Murray explained it’s hard to convince a college professor, with his six-digit salary and three-day-a-week work schedule, to put all of his income into a big pot with everyone else and only take out what he needs to survive, which is what a true Marxist would do.
“However, when you have virtually nothing and you’re in an unemployment line and you’re on welfare, you’re anxious for everybody to put something into the tub so you can take out what you need,” he said. “So the recruiting for true Marxism has always been out of the unemployment line.”
Murray said his mother had trouble holding down a job. Although she was smart and well educated, her brash personality constantly turned people off. As an atheist, she believed she was more advanced than people who believed in God.
In fact, Murray said virtually everyone he met growing up who was involved with his mother’s activism was unemployable for one reason or another. Therefore Marxism naturally attracted them.
Murray, on the other hand, didn’t have trouble holding down a job. He worked in the airline industry, got promoted quickly, and eventually abandoned the Marxism his mother had instilled in him.

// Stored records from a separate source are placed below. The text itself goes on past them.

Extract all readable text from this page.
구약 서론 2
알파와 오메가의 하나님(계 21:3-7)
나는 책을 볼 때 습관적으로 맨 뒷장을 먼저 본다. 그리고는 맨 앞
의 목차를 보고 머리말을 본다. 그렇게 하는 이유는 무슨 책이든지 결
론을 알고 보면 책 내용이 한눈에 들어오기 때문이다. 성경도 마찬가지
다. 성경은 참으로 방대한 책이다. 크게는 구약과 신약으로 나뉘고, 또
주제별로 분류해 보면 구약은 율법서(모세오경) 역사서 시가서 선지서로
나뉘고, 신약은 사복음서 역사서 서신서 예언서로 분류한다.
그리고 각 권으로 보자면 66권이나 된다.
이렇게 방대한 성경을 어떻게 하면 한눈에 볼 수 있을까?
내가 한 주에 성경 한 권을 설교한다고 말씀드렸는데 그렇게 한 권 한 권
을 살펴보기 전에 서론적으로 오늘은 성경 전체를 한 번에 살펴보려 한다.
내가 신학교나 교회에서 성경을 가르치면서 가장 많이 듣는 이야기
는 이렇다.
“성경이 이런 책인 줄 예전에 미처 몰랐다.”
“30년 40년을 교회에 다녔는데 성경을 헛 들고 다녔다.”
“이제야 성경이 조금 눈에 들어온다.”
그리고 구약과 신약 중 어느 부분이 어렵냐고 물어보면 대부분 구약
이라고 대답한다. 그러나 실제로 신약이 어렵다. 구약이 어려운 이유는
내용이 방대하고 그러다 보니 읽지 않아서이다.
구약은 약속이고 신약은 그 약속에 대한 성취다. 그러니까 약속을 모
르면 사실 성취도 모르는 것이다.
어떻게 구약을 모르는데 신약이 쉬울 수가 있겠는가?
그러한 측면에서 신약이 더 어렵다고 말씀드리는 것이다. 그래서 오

But he never forgot about Marxism completely. Given his experience with a Marxist mother and his time in the Soviet Union as an adult, Murray felt he was well qualified to write a book about the dangers of such a centrally planned system. And he felt 2016 was the right time to do it.
“As I saw the drift of the United States and the entire Western world toward that Soviet model that I had watched the demonstration of… I felt that it was my responsibility to write a book that explained what it was and what it did and that it wasn’t only Marxism,” he said.
The resulting book, “Utopian Road to Hell: Enslaving America and the World with Central Planning,” debuts March 8. As Murray alluded, the book is not exclusively about Marxism or Communism; he covers fascism as well.
“This view that Marxism and Communism and fascism are at opposite ends of the spectrum, and one is far left and one is far right – that’s nonsense,” Murray insisted. “They’re the same thing. They are utopian thought. They are the concept that a small group of people can get together and functionally write a plan for society that will benefit all people; that they are so smart and so intelligent that they and they alone can come up with a system that works for everybody and that will supply everybody with their needs.”
Murray sees such utopian thought creeping into the United States. He cited Medicare as an example. When Medicare patients go to their doctor, the doctor presents them with a set of alternatives that are approved by Medicare, i.e. the federal government. There are usually other alternatives, but the government has not approved them for use by Medicare patients.
Murray considers President Obama to be a utopian, just like Marx, Lenin, Pol Pot, Hitler and Mussolini. He thinks Obama is a true believer, a man who really believes he can lift America’s poor out of poverty and give every American health care, food, and a good job.
“Now Hillary Clinton, I don’t think so,” Murray said. “I think she’s just an opportunist and con artist and thief.”
But he thinks Obama did not view his grand promises in the 2008 and 2012 elections as empty promises, but as a utopian condition he could actually create in America.
“In many societies, that has wound up leading to violence and repression and death when people weren’t able to deliver that,” Murray warned. “Fortunately in the United States we have the kind of system where going in that direction is difficult because we have 50 governors that have their own armies and a military that’s sworn to defend the Constitution, not to follow the president.
“So we have an escape valve still there; whether that remains, that’s another question.”